Paul curses these people in Galatians 1:9. I've a friend who "wrote the book" on ecumenism. She's distrustful of interfaith stuff and we're on the same page there. I had bought into her challenge to love the brother who happens to come from a different Christian tradition. But the I saw the preaching of another gospel by spiritual fifth-columnists in my own church. The double-love command requires me to give every benefit of the doubt. But I have no doubt that a different gospel was being preached.
Now, you may be wondering how my metaphor of the guy witholding the cancer cure looks in the specific case of the Baptist churches I've been in. Short answer: Finneyism. Also known as Revivalism.
Review: Wikipedia says "Revival is a work of God by his Spirit through his Word..." That's close enough for our purposes. What did Jesus say about the Spirit? Does the Spirit blow on command? To the contrary, Jesus said the Spirit is like the wind that blows from you don't know where and to you don't know. So, who you going to believe, Jesus or the revalist? Deity will be summoned to make a preacher look good in the last minutes of a sermon.
But how is a Revivalist going to keep the donations coming in?

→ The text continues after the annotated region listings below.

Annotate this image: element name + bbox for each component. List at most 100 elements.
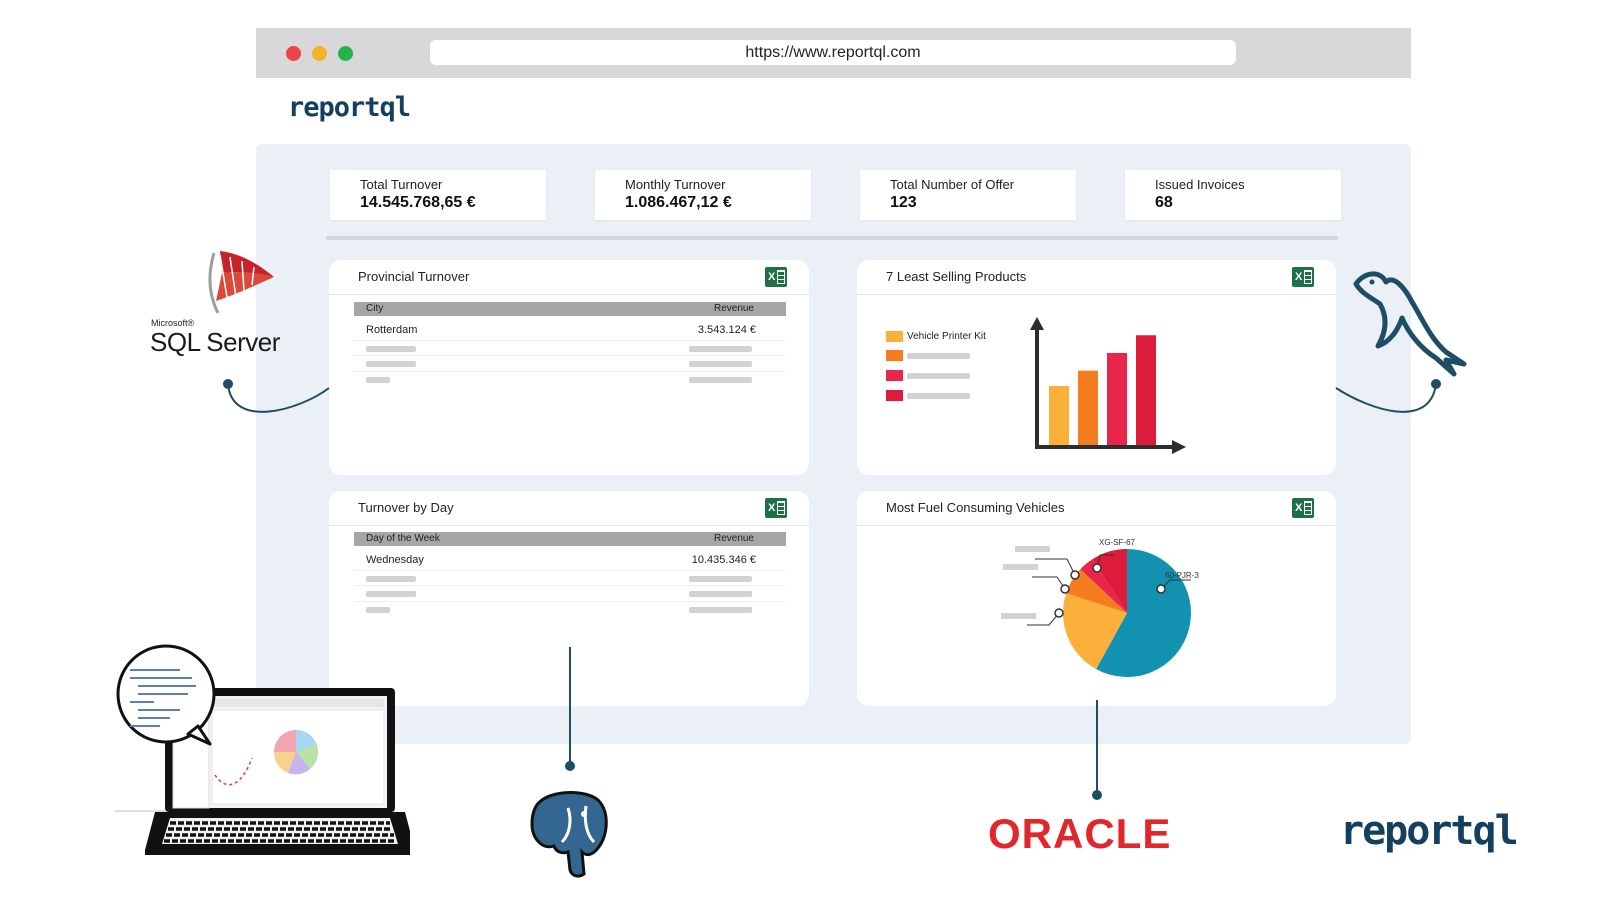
placeholder-cell — [366, 377, 390, 383]
pie-slice-1 — [1096, 549, 1191, 677]
maximize-window-dot[interactable] — [338, 46, 353, 61]
legend-swatch — [886, 390, 903, 401]
column-header-revenue: Revenue — [713, 533, 754, 544]
laptop-illustration — [110, 640, 415, 875]
leader-line — [1032, 576, 1066, 590]
card-header: Most Fuel Consuming Vehicles X — [857, 491, 1336, 526]
card-least-selling-products: 7 Least Selling Products X Vehicle Print… — [857, 260, 1336, 475]
legend-placeholder — [907, 393, 970, 399]
leader-line — [1035, 558, 1076, 576]
kpi-label: Issued Invoices — [1155, 177, 1245, 192]
table-cell-revenue: 10.435.346 € — [691, 554, 756, 566]
reportql-logo: reportql — [1340, 808, 1519, 854]
pie-label-xg: XG-SF-67 — [1099, 538, 1136, 547]
kpi-label: Total Turnover — [360, 177, 443, 192]
legend-placeholder — [907, 353, 970, 359]
placeholder-cell — [366, 346, 416, 352]
placeholder-cell — [689, 377, 752, 383]
card-fuel-consuming-vehicles: Most Fuel Consuming Vehicles X XG-SF-67 … — [857, 491, 1336, 706]
laptop-icon — [115, 644, 415, 855]
column-header-city: City — [366, 303, 384, 314]
placeholder-cell — [366, 591, 416, 597]
table-cell-revenue: 3.543.124 € — [697, 324, 756, 336]
pie-label-60: 60-PJR-3 — [1165, 571, 1199, 580]
kpi-value: 1.086.467,12 € — [625, 194, 732, 211]
card-header: Provincial Turnover X — [329, 260, 809, 295]
excel-export-icon[interactable]: X — [765, 498, 787, 518]
sql-server-label: SQL Server — [150, 327, 280, 357]
pie-marker — [1054, 608, 1064, 618]
card-title: Provincial Turnover — [358, 269, 470, 284]
row-divider — [354, 371, 786, 372]
pie-label-placeholder — [1003, 564, 1038, 570]
placeholder-cell — [366, 607, 390, 613]
bar-1 — [1049, 386, 1069, 445]
card-title: Turnover by Day — [358, 500, 454, 515]
kpi-card-issued-invoices: Issued Invoices 68 — [1125, 170, 1341, 220]
sql-server-small-label: Microsoft® — [151, 318, 195, 328]
column-header-revenue: Revenue — [713, 303, 754, 314]
card-header: 7 Least Selling Products X — [857, 260, 1336, 295]
kpi-value: 123 — [890, 194, 917, 211]
browser-chrome: https://www.reportql.com — [256, 28, 1411, 78]
kpi-label: Total Number of Offer — [890, 177, 1015, 192]
table-cell-day: Wednesday — [366, 554, 424, 566]
excel-export-icon[interactable]: X — [1292, 498, 1314, 518]
card-title: Most Fuel Consuming Vehicles — [886, 500, 1065, 515]
connector-dot — [223, 379, 233, 389]
placeholder-cell — [689, 607, 752, 613]
pie-chart: XG-SF-67 60-PJR-3 — [1001, 538, 1199, 677]
pie-slice-2 — [1063, 593, 1127, 670]
placeholder-cell — [689, 576, 752, 582]
minimize-window-dot[interactable] — [312, 46, 327, 61]
bar-chart — [1030, 317, 1186, 454]
pie-label-placeholder — [1001, 613, 1036, 619]
kpi-value: 68 — [1155, 194, 1173, 211]
pie-marker — [1060, 584, 1070, 594]
pie-marker — [1070, 570, 1080, 580]
row-divider — [354, 601, 786, 602]
placeholder-cell — [689, 591, 752, 597]
sql-server-icon — [208, 251, 274, 314]
legend-swatch — [886, 370, 903, 381]
pie-slice-4 — [1080, 558, 1127, 613]
kpi-card-monthly-turnover: Monthly Turnover 1.086.467,12 € — [595, 170, 811, 220]
postgresql-elephant-icon — [530, 791, 608, 878]
address-bar[interactable]: https://www.reportql.com — [430, 40, 1236, 65]
placeholder-cell — [366, 361, 416, 367]
legend-placeholder — [907, 373, 970, 379]
row-divider — [354, 585, 786, 586]
leader-line — [1027, 612, 1060, 626]
kpi-card-total-turnover: Total Turnover 14.545.768,65 € — [330, 170, 546, 220]
bar-2 — [1078, 370, 1098, 445]
pie-label-placeholder — [1015, 546, 1050, 552]
y-axis-arrow — [1030, 317, 1044, 330]
connector-dot — [1092, 790, 1102, 800]
pie-slice-5 — [1092, 549, 1127, 613]
table-cell-city: Rotterdam — [366, 324, 418, 336]
legend-swatch — [886, 350, 903, 361]
app-logo[interactable]: reportql — [288, 92, 411, 123]
pie-marker — [1156, 584, 1166, 594]
excel-export-icon[interactable]: X — [1292, 267, 1314, 287]
excel-export-icon[interactable]: X — [765, 267, 787, 287]
connector-dot — [1431, 379, 1441, 389]
legend-label: Vehicle Printer Kit — [907, 331, 986, 342]
row-divider — [354, 355, 786, 356]
placeholder-cell — [689, 346, 752, 352]
section-divider — [326, 236, 1338, 240]
column-header-day: Day of the Week — [366, 533, 440, 544]
sql-server-logo: Microsoft® SQL Server — [148, 243, 298, 363]
table-header: Day of the Week Revenue — [354, 532, 786, 546]
placeholder-cell — [366, 576, 416, 582]
kpi-value: 14.545.768,65 € — [360, 194, 476, 211]
bar-3 — [1107, 352, 1127, 445]
card-title: 7 Least Selling Products — [886, 269, 1027, 284]
oracle-logo: ORACLE — [988, 810, 1172, 857]
pie-slice-3 — [1066, 569, 1127, 613]
connector-dot — [565, 761, 575, 771]
card-header: Turnover by Day X — [329, 491, 809, 526]
pie-marker — [1092, 563, 1102, 573]
table-header: City Revenue — [354, 302, 786, 316]
close-window-dot[interactable] — [286, 46, 301, 61]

How is the preacher going to convince his deacons that he is God's annointed? If you were raised like I was the answer is in your memory banks: an emotional appeal to perform a Baptist Sacrament using every method of psychological manipulation known to man. Is this God's Spirit or is it a man-made show?
This "gospel" that does not feel like Good News and that chases people out of Baptist churches and that innoculates it hearers against the true Good News of Christ is anathematized by the Apostle Paul, but it makes money and empowers preachers.

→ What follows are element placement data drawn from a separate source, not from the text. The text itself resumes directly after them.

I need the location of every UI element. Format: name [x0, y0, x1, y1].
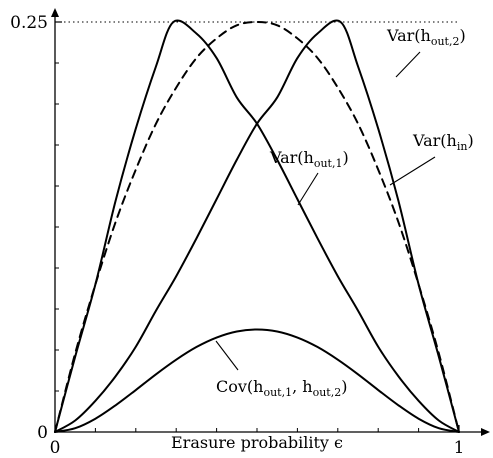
label-var-hout2: Var(hout,2) [386, 26, 466, 48]
y-tick-label: 0.25 [10, 13, 48, 33]
label-var-hin: Var(hin) [412, 131, 474, 153]
ticks-layer: 0 1 0 0.25 [10, 13, 464, 458]
series-line-var-hin [54, 21, 460, 433]
pointer-var-hout1 [297, 172, 319, 206]
y-tick-label: 0 [37, 423, 48, 443]
x-axis-arrow [481, 428, 490, 436]
annotations-layer: Var(hout,2) Var(hin) Var(hout,1) Cov(hou… [171, 26, 474, 452]
pointer-var-hout2 [395, 51, 421, 78]
series-line-var-hout1 [54, 19, 460, 433]
y-axis-arrow [51, 8, 59, 17]
series-line-var-hout2 [54, 19, 460, 433]
label-var-hout1: Var(hout,1) [269, 148, 349, 170]
series-line-cov-hout1-hout2 [54, 328, 460, 433]
x-tick-label: 1 [454, 438, 465, 458]
label-cov: Cov(hout,1, hout,2) [216, 377, 347, 399]
x-tick-label: 0 [50, 438, 61, 458]
pointer-var-hin [389, 156, 436, 186]
curves-layer [54, 19, 460, 433]
pointer-cov [215, 340, 239, 371]
x-axis-label: Erasure probability ϵ [171, 433, 343, 452]
axes-layer [51, 8, 490, 436]
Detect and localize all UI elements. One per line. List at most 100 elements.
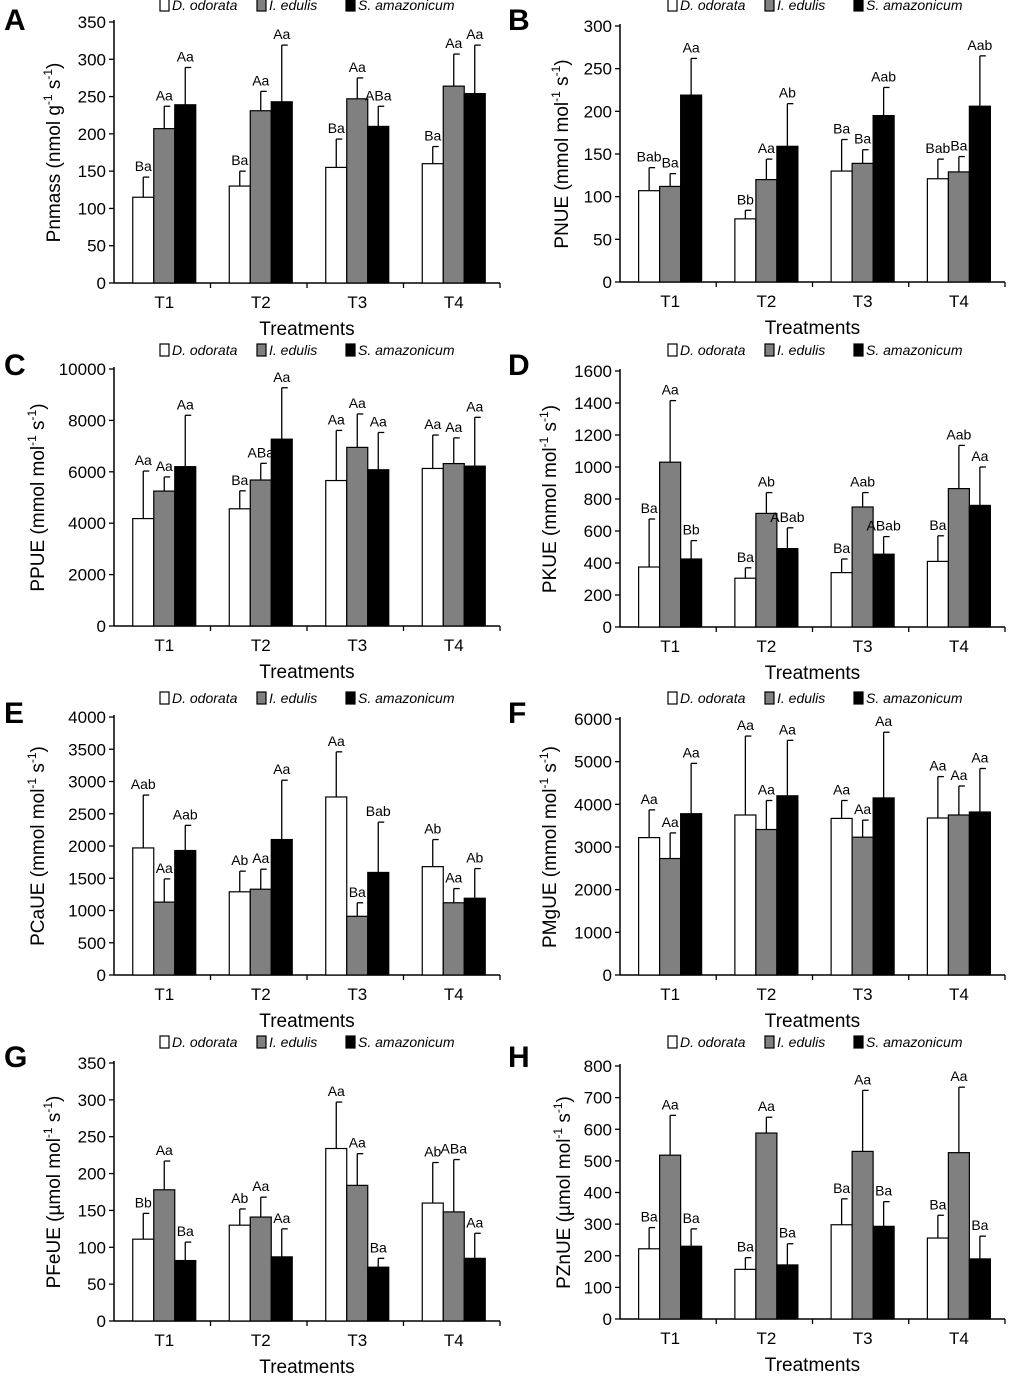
bar [346, 446, 369, 627]
y-axis-title: PMgUE (mmol mol-1 s-1) [537, 746, 561, 948]
x-tick-label: T4 [444, 1331, 464, 1350]
legend: D. odorata I. edulis S. amazonicum [667, 690, 963, 706]
bar [346, 98, 369, 284]
y-axis-title-superscript: -1 [549, 91, 563, 102]
x-tick-label: T1 [660, 637, 680, 656]
significance-label: Aa [273, 1210, 290, 1226]
significance-label: Ba [135, 158, 152, 174]
significance-label: Aa [758, 140, 775, 156]
legend-swatch [256, 0, 267, 12]
y-tick-label: 0 [603, 618, 612, 637]
significance-label: Ba [929, 517, 946, 533]
legend-label: S. amazonicum [866, 0, 963, 13]
significance-label: Aa [445, 870, 462, 886]
significance-label: Aa [929, 758, 946, 774]
legend-swatch [345, 343, 356, 357]
significance-label: Bab [366, 803, 391, 819]
significance-label: Ba [929, 1196, 946, 1212]
bar [228, 185, 251, 284]
panel-letter: F [508, 697, 526, 730]
y-axis-title-superscript: -1 [537, 752, 551, 763]
y-tick-label: 500 [78, 934, 106, 953]
significance-label: Aab [946, 426, 971, 442]
significance-label: Ba [328, 120, 345, 136]
y-tick-label: 200 [78, 1165, 106, 1184]
legend-label: D. odorata [680, 690, 746, 706]
significance-label: Aa [156, 87, 173, 103]
legend: D. odorata I. edulis S. amazonicum [667, 342, 963, 358]
significance-label: Aa [662, 1096, 679, 1112]
significance-label: Aab [871, 68, 896, 84]
bar [926, 1237, 949, 1320]
legend-swatch [256, 343, 267, 357]
chart-panel-d: D D. odorata I. edulis S. amazonicum 0 200 400… [508, 342, 1006, 684]
y-axis-title-superscript: -1 [551, 1102, 565, 1113]
y-tick-label: 1500 [68, 869, 106, 888]
x-tick-label: T4 [949, 1329, 969, 1348]
legend-swatch [667, 1035, 678, 1049]
bar [947, 1152, 970, 1320]
bar [734, 1268, 757, 1320]
x-tick-label: T2 [251, 985, 271, 1004]
legend-swatch [159, 0, 170, 12]
y-axis-title: PNUE (mmol mol-1 s-1) [549, 59, 573, 248]
y-axis-title-text: ) [540, 405, 561, 411]
significance-label: Aa [833, 781, 850, 797]
bar [659, 1154, 682, 1320]
bar [421, 163, 444, 284]
y-tick-label: 1200 [574, 426, 612, 445]
bar [174, 104, 197, 284]
x-tick-label: T2 [756, 985, 776, 1004]
legend-label: I. edulis [269, 690, 317, 706]
y-axis-title: PKUE (mmol mol-1 s-1) [537, 405, 561, 593]
bar [680, 813, 703, 976]
bar [968, 1258, 991, 1320]
significance-label: Aa [328, 1083, 345, 1099]
legend-label: D. odorata [680, 0, 746, 13]
y-tick-label: 200 [584, 102, 612, 121]
legend: D. odorata I. edulis S. amazonicum [667, 1034, 963, 1050]
bar [174, 466, 197, 627]
significance-label: ABab [867, 518, 901, 534]
y-tick-label: 150 [584, 145, 612, 164]
significance-label: Bb [737, 191, 754, 207]
x-tick-label: T1 [154, 636, 174, 655]
significance-label: Aa [737, 717, 754, 733]
bar [174, 849, 197, 976]
legend-label: I. edulis [269, 0, 317, 13]
bar [463, 465, 486, 627]
legend-swatch [345, 0, 356, 12]
bar [830, 571, 853, 628]
y-tick-label: 100 [78, 1238, 106, 1257]
y-axis-title-superscript: -1 [41, 1127, 55, 1138]
y-axis-title-text: PFeUE (µmol mol [44, 1138, 65, 1288]
y-tick-label: 350 [78, 13, 106, 32]
y-axis-title-text: s [44, 1113, 65, 1128]
significance-label: Aa [950, 767, 967, 783]
bar [270, 101, 293, 284]
legend-swatch [764, 343, 775, 357]
significance-label: Ba [349, 884, 366, 900]
bar [228, 1224, 251, 1322]
x-tick-label: T2 [251, 636, 271, 655]
legend-label: D. odorata [172, 1034, 238, 1050]
panel-letter: C [4, 349, 26, 382]
significance-label: Aa [177, 396, 194, 412]
panel-letter: H [508, 1041, 530, 1074]
bar [442, 1211, 465, 1322]
bar [659, 857, 682, 976]
significance-label: Ab [466, 850, 483, 866]
significance-label: Bab [637, 149, 662, 165]
legend-swatch [667, 0, 678, 12]
x-axis-title: Treatments [259, 1011, 354, 1032]
significance-label: Ba [833, 540, 850, 556]
significance-label: Aa [156, 1142, 173, 1158]
legend-label: S. amazonicum [358, 690, 455, 706]
y-axis-title-text: PKUE (mmol mol [540, 447, 561, 593]
significance-label: Aab [850, 474, 875, 490]
bar [442, 462, 465, 627]
y-axis-title-superscript: -1 [25, 409, 39, 420]
y-tick-label: 700 [584, 1089, 612, 1108]
x-axis-title: Treatments [259, 1357, 354, 1378]
significance-label: Ab [231, 1190, 248, 1206]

This false gospel starts with the truth of God's Justice then distorts it into an everlasting cruelty perpetrated upon those who don't cooperate. All this is played up in the most terrifying terms and young children are exposed to this sort of abuse. When they grow up, they're only sane to want to avoid hearing it again. Instead of preaching God's law that perfectly reflects God's character, there are exhortations about obedience and pride and lust cast about in vague terms. "Here, jump through this hoop. No, jump through that hoop. Bad bad, you jumped through the wrong hoop."

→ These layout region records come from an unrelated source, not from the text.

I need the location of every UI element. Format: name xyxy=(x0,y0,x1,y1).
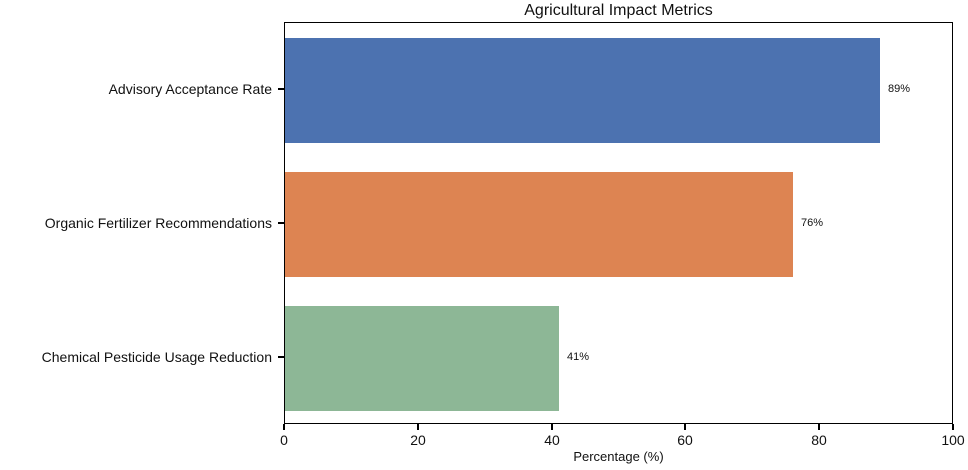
y-axis-category-label: Organic Fertilizer Recommendations xyxy=(44,215,272,231)
bar-value-label: 76% xyxy=(801,217,824,229)
x-axis-tickmark xyxy=(684,424,686,430)
x-axis-tick-label: 80 xyxy=(811,432,827,448)
x-axis-label: Percentage (%) xyxy=(573,449,664,464)
chart-title: Agricultural Impact Metrics xyxy=(524,2,713,19)
x-axis-tick-label: 40 xyxy=(544,432,560,448)
x-axis-tickmark xyxy=(952,424,954,430)
x-axis-tickmark xyxy=(818,424,820,430)
y-axis-category-label: Chemical Pesticide Usage Reduction xyxy=(41,349,272,365)
y-axis-category-label: Advisory Acceptance Rate xyxy=(108,81,272,97)
x-axis-tick-label: 20 xyxy=(410,432,426,448)
plot-area xyxy=(284,22,953,424)
bar-value-label: 89% xyxy=(888,83,911,95)
y-axis-tickmark xyxy=(278,222,284,224)
x-axis-tick-label: 100 xyxy=(941,432,965,448)
x-axis-tickmark xyxy=(551,424,553,430)
y-axis-tickmark xyxy=(278,356,284,358)
y-axis-tickmark xyxy=(278,88,284,90)
bar-2 xyxy=(285,306,559,411)
bar-1 xyxy=(285,172,793,277)
x-axis-tickmark xyxy=(283,424,285,430)
bar-value-label: 41% xyxy=(567,351,590,363)
x-axis-tick-label: 0 xyxy=(280,432,288,448)
x-axis-tick-label: 60 xyxy=(677,432,693,448)
x-axis-tickmark xyxy=(417,424,419,430)
bar-0 xyxy=(285,38,880,143)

There is no mention of the perfect merit of Christ perfectly performed on our behalf and imputed to us by faith alone.
Instead, there's a load of guilt followed by a call to submit. No, this doesn't advertise itself as Islam, but it walks like it and it quacks like it. And what is the action you are called upon to submit to? Is it repent and believe? Often it's something the hearer doesn't quite understand like asking deity to haunt a pump. (Have you asked Jesus into your heart?) And what exactly does it mean to "accept Jesus?"
The true gospel call is that Christ has erased guilt on the Cross and offers to take yours gratis. Claim Christ, claim Christ's righteousness as your own. Let no man steal what Christ has given you. Trust Christ and none of yourself.